Minggu, 23 Januari 2011

#2: Tablet ini dinamakan C

Catatan: mulai sekarang saya ingin rutin mengunggah tulisan-tulisan dari sesi menulis Reading Lights Writer's Circle. Tidak semua tulisan ini bagus, justru banyak yang memalukan. Namun dari kegiatan inilah saya paham kalau menulis itu menyenangkan.

Warnanya merah. Bentuknya hati. Tablet ini dinamakan C, kependekan dari 'cinta'. Penelitian membuktian C bisa menghilangkan perasaan ingin mencintai dan dicintai.
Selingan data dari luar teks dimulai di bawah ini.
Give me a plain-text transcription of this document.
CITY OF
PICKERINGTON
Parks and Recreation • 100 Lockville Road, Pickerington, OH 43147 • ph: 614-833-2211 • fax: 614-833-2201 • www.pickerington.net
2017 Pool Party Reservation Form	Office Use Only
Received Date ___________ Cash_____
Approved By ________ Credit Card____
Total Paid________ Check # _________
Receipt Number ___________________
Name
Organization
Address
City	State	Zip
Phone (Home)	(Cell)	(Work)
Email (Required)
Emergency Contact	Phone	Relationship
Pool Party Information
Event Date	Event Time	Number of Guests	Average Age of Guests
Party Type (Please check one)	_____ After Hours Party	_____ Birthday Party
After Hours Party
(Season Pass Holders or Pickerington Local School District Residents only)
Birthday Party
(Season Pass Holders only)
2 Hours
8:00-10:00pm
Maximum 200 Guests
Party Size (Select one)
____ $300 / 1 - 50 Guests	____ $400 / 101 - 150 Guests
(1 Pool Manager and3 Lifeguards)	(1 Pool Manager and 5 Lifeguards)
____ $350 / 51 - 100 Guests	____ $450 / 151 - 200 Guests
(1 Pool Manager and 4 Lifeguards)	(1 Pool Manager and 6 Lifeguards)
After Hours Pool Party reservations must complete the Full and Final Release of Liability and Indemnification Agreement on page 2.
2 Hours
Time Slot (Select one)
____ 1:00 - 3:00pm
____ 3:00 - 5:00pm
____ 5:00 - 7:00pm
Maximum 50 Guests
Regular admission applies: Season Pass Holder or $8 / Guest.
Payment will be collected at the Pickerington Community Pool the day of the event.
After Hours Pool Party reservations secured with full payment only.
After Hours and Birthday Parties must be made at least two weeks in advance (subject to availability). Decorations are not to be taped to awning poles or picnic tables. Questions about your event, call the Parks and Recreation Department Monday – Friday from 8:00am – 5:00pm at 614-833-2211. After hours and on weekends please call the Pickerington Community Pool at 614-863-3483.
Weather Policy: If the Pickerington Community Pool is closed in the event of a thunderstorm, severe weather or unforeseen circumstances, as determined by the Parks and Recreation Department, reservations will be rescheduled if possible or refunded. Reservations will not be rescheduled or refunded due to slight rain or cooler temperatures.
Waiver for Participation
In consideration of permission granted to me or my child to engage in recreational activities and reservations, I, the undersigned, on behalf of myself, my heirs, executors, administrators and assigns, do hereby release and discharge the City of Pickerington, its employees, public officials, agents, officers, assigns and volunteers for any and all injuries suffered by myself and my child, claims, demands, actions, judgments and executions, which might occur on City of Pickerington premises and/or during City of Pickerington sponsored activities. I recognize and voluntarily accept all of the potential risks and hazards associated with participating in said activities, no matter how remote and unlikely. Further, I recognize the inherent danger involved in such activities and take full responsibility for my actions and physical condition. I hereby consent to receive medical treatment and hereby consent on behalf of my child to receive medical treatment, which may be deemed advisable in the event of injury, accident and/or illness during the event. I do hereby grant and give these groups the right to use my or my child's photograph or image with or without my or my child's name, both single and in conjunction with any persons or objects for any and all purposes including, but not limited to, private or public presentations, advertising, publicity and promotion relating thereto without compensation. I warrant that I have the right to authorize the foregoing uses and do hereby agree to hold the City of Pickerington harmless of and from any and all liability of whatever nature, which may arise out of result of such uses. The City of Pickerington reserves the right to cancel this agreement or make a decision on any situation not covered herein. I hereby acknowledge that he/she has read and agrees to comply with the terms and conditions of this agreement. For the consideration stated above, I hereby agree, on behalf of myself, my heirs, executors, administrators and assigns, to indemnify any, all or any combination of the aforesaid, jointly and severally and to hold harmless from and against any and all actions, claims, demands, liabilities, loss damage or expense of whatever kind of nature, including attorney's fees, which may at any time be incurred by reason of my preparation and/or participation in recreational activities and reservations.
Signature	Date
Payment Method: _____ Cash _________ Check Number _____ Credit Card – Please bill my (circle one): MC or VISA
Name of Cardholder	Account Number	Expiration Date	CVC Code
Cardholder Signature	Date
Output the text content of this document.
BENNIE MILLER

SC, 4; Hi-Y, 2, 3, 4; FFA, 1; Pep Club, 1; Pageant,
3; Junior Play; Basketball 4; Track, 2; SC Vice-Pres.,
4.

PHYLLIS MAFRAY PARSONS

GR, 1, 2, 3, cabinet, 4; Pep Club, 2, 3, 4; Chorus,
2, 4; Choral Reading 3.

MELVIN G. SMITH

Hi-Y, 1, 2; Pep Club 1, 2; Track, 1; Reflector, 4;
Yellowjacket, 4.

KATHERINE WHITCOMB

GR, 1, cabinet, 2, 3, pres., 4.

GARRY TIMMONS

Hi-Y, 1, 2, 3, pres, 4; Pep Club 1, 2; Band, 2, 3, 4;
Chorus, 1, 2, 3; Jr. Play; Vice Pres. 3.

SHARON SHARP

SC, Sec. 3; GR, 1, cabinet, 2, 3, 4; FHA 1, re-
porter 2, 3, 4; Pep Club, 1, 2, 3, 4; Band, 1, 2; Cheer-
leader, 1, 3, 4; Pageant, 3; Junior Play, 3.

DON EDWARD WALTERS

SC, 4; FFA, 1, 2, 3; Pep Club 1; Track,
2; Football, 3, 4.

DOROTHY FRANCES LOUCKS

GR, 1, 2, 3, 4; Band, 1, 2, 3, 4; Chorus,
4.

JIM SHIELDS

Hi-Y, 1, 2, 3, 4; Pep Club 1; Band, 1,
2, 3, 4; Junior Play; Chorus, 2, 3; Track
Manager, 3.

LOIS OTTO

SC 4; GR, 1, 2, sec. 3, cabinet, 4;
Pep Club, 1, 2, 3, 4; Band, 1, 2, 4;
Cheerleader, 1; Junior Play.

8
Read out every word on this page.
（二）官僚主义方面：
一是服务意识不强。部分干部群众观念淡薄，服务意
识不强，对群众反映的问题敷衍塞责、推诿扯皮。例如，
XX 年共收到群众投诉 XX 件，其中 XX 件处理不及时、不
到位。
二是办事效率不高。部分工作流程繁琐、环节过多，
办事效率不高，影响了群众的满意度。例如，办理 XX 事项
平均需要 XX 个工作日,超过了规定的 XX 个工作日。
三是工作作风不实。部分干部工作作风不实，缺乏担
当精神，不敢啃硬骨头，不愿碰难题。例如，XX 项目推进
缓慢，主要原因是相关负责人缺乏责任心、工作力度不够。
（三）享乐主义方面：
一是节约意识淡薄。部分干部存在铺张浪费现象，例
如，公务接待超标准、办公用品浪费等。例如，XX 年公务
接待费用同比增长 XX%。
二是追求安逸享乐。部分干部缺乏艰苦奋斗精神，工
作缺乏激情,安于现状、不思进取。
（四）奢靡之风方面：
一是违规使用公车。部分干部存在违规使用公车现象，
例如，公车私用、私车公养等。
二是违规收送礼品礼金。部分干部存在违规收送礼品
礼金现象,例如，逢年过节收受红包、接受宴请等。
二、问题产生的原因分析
Tablet ini bisa didapatkan tanpa resep dokter dan tidak menimbulkan kecanduan. Kalaupun ada masalah, pastilah karena harganya yang fantastis: enam juta untuk setiap tabletnya. Tetap saja, C laku bak kacang goreng. Masa ini disebut-sebut sebagai akhir dari era cinta organik.

Tiga hari yang lalu, Sius baru saja putus dari pacarnya empat tahun terakhir, Bimo. Sampai malam ini, ia belum bisa tidur nyenyak. Sius membasahi bantalnya setiap kali teringat laki-laki yang biasanya tidur di sisi lain kasur itu. Dadanya sakit penuh kenangan mereka berdua. Sius tahu masalahnya, ia pun tahu apa solusinya. Sius butuh menenggak C. Secepatnya.

Masalahnya, Sius bukan dari kalangan berpunya. Ia hanya mahasiswa dari Jambi dengan jatah bulanan terbatas. Setiap bulan orang tuanya mengirimkan tiga juta. Namun, terjebak dalam gaya hidup yang salah, ia tak pernah bisa menabung. Sekarang masih tanggal 17, tetapi sisa uang di ATM hanya lima ratus ribu. Biasanya Bimolah yang mengingatkan Sius untuk berhemat. Sekali lagi sosok Bimo muncul. Air mata Sius menggenang lagi.

***

Jam tiga pagi, sebuah ponsel berdering nyaring. Iwan, si empunyanya bangun. “Halo.”
“Iwan? Sius, nih,” kata suara dari seberang telepon.
“Kenapa, Yus?” tanya Iwan, menahan kantuk.
“Gue butuh uang nih. Empat juta saja … Gue butuh C secepatnya. Tiap ingat Bimo hati gue sakiiit sekali ….”
Langsung saja kepala Iwan bekerja. Berpikir. Mencari-cari alasan untuk menolak tanpa membuat Sius merasa tak enak. “Ah, coba elu mintanya kemarin!" tukas Iwan. "Gue baru saja bayar kredit mobil. Sekarang tabungan gue kosong!”
“Tapi hati gue sakiiiiit," lolong Sius. "Rasanya remuk, hancur, dan lebur. Gua perlu bantuan lu, Wan ...”
Iwan menghela napas. “Dulu sebelum C orang-orang juga bisa survive, kok. Jangan berlebihan lu.”
Telepon pun ditutup.

***

Sisa malam dipakai Sius untuk menangis. Ia teringat lagi pertemuan pertamanya dengan Bimo. Hari itu hari pertamanya menginjakkan kaki di kampus. Ketika itu Bimo, seorang aktivis, sedang berkampanye. Pemuda ceking bersuara nyaring itu mengajak mahasiswa-mahasiswa baru bersikap tegas melawan pemerintah yang kebijakannya hanya menguntungkan investor. Idealisme Bimo dalam memperjuangkan sesuatu menembus hati Sius. Setelah berbulan-bulan pura-pura peduli dengan isu itu, Sius menyatakan cintanya. Ketika itu gayung bersambut.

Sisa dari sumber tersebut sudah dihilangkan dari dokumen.